Aid agency Doctors Without Borders (MSF) has sounded alarm bells at the UN headquarters in new York on Tuesday, warning that the Ebola virus will spread unless there is a “massive deployment” and calling on states with “biological-disaster response capacity” to send aid and personnel to West Africa urgently.

“Six months into the worst Ebola epidemic in history, the world is losing the battle to contain it,” said MSF International president Dr Joanne Liu. “Leaders are failing to come to grips with this transnational threat.”

The epidemic, which gained international notice in March, has infected over 3,000 people claimed more than 1,550 lives. At least 150 medical workers have died from Ebola so far. It is now recognized as the worst Ebola epidemic the world has ever seen.

MSF has implored the international community to send aid and help

  • scale up field hospitals with isolation wards,
  • dispatch trained personnel to affected areas,
  • deploy mobile laboratories,
  • establish air bridges to move personnel and material, and
  • establish a regional network of field hospitals to treat medical personnel with suspected or actual infections.

ebola cartoon

“The clock is ticking and Ebola is winning,” said Liu. “The time for meetings and planning is over.  It is now time to act. Every day of inaction means more deaths and the slow collapse of societies.”

Also speaking at the UN was Thomas Frieden, director of the US Centers for Disease Control and Prevention, who said he “could not possibly overstate the need for an emergency response”.

“There is a window of opportunity to tamp this down, but that window is closing. … We need action now,” said Frieden, who described the outbreak as “a problem for the world”, not just for Africa.

Meanwhile the UN’s Food and Agricultural Organisation has warned that a lack of labour in the affected countries could lead to food shortages in the coming months. Food prices in West Africa are reported to be soaring.
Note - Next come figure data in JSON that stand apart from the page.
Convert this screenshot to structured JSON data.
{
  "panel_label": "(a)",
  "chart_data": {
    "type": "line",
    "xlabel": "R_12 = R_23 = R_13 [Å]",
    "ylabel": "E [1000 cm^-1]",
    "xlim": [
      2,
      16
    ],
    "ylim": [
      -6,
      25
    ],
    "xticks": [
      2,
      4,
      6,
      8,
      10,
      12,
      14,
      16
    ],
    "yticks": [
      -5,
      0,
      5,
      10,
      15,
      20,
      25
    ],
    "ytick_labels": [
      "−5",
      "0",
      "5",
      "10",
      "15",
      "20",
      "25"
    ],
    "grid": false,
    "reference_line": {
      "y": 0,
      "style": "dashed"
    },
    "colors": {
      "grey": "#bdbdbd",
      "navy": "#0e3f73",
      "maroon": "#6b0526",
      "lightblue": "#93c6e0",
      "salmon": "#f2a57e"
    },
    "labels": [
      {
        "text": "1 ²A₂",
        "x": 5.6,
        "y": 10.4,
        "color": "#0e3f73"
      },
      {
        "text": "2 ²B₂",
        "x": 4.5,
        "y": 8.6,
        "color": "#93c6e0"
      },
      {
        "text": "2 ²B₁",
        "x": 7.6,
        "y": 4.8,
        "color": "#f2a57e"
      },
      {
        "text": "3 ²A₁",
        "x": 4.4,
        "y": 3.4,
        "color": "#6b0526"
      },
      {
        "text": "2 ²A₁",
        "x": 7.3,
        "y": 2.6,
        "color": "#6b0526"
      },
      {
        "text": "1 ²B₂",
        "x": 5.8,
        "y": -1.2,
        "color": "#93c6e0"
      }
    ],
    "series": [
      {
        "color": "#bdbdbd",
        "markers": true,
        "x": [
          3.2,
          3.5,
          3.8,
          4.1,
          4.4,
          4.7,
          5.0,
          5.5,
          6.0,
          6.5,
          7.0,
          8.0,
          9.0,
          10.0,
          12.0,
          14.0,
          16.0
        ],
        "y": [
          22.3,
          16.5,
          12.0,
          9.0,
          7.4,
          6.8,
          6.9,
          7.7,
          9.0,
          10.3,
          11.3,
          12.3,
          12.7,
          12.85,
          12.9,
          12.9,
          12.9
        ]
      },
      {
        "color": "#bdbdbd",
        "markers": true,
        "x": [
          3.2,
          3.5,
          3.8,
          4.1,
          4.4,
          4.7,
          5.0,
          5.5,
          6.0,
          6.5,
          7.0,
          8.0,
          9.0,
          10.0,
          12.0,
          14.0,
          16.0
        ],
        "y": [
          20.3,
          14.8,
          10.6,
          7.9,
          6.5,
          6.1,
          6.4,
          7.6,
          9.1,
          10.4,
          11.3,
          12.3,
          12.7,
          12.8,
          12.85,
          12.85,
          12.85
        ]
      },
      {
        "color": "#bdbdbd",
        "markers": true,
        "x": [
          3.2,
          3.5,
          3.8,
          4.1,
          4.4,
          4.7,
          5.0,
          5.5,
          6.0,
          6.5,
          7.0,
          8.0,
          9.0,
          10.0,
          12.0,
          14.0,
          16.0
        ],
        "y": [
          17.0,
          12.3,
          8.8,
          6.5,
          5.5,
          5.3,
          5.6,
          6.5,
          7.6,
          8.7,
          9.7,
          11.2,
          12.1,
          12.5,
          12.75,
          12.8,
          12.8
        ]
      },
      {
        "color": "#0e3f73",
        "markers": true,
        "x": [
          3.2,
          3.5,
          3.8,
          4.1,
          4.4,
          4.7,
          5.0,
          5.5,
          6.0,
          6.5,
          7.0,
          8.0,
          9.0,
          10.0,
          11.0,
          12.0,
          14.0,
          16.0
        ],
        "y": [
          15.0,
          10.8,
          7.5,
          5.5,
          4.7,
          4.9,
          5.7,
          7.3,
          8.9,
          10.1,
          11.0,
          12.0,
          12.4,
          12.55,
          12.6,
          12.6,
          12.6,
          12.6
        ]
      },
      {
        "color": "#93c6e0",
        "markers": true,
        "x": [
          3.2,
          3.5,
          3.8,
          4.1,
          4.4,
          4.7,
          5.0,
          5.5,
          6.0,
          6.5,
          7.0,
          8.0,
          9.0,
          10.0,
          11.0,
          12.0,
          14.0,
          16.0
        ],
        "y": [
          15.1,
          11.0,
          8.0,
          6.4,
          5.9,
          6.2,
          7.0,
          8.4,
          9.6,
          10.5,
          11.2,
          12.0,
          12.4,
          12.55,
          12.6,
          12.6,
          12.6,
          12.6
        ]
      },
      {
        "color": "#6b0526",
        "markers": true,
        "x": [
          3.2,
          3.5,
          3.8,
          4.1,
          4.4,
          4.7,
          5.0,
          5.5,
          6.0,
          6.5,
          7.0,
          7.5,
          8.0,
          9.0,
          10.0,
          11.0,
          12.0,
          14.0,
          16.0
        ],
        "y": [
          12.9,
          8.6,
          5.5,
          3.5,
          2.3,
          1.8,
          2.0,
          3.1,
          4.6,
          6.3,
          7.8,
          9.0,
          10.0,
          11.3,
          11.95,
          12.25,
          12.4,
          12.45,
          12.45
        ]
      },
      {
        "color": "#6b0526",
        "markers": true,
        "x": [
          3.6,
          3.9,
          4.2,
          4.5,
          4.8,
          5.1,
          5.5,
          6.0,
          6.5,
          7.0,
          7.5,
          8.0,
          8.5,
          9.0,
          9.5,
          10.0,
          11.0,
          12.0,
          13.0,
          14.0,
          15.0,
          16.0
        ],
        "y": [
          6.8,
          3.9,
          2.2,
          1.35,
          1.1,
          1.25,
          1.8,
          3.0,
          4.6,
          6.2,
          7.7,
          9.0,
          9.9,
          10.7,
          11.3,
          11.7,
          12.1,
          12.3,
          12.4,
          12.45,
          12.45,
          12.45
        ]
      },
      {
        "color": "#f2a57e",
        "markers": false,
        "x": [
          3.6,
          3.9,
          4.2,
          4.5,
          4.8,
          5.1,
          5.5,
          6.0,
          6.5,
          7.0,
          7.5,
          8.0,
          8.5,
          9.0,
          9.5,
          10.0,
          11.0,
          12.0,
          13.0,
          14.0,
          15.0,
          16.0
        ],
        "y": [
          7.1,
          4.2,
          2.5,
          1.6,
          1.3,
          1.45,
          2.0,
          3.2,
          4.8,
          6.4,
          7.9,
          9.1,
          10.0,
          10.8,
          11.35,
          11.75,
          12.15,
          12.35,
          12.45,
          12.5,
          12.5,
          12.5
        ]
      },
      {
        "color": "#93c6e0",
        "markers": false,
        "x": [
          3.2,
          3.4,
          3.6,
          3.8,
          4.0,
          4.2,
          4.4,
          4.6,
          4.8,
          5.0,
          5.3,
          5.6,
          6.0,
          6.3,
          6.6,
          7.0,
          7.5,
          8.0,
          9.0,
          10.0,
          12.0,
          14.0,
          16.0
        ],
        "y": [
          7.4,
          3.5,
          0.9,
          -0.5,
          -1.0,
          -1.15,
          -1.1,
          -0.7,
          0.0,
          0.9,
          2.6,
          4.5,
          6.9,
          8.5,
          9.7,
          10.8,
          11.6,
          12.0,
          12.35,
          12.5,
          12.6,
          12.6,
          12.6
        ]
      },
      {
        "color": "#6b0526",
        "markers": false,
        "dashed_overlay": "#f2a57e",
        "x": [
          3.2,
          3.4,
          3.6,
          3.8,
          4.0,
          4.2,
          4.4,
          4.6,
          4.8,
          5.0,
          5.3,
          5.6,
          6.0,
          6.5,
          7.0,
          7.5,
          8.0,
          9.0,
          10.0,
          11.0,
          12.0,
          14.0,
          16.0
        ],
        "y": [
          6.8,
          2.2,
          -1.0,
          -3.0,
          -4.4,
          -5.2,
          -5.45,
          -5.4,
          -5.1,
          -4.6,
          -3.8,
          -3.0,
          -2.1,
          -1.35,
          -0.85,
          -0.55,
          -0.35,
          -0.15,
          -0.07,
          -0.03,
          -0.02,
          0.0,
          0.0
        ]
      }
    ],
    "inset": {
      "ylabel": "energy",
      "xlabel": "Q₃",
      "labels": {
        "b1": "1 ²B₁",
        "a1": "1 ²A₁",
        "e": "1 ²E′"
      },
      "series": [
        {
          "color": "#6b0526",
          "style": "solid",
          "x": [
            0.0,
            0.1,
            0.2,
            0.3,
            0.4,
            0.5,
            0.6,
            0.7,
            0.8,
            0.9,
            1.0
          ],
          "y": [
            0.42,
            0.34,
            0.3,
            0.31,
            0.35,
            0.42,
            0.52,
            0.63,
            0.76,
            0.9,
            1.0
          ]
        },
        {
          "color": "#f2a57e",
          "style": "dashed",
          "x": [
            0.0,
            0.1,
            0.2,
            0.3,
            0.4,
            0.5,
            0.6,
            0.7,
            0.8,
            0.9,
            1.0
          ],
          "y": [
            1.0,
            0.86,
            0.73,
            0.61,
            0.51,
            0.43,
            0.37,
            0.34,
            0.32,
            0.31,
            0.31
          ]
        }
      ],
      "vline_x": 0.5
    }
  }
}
According to the FAO, the price of cassava, a staple food, rose 150% at a market in the Liberian capital Monrovia, in the first weeks of August; currency depreciation Liberia is expected to drive prices up further. Plans are underway to increase food aid to the region in the coming months.

Researchers are now focusing on finding a vaccine against Ebola. One drug trial involving 20 healthy adult volunteers at the National Institutes of Health (NIH) in Maryland was brought forward in light of the outbreak.

Dr Anthony Fauci, director of the National Institute of Allergy and Infectious Diseases, said there was “an urgent need” for a protective vaccine.

A separate experimental drug, ZMapp was offered to seven health workers infected with Ebola last month. Two of the health workers died despite receiving the drug, and its unclear whether the drug helped the others recover.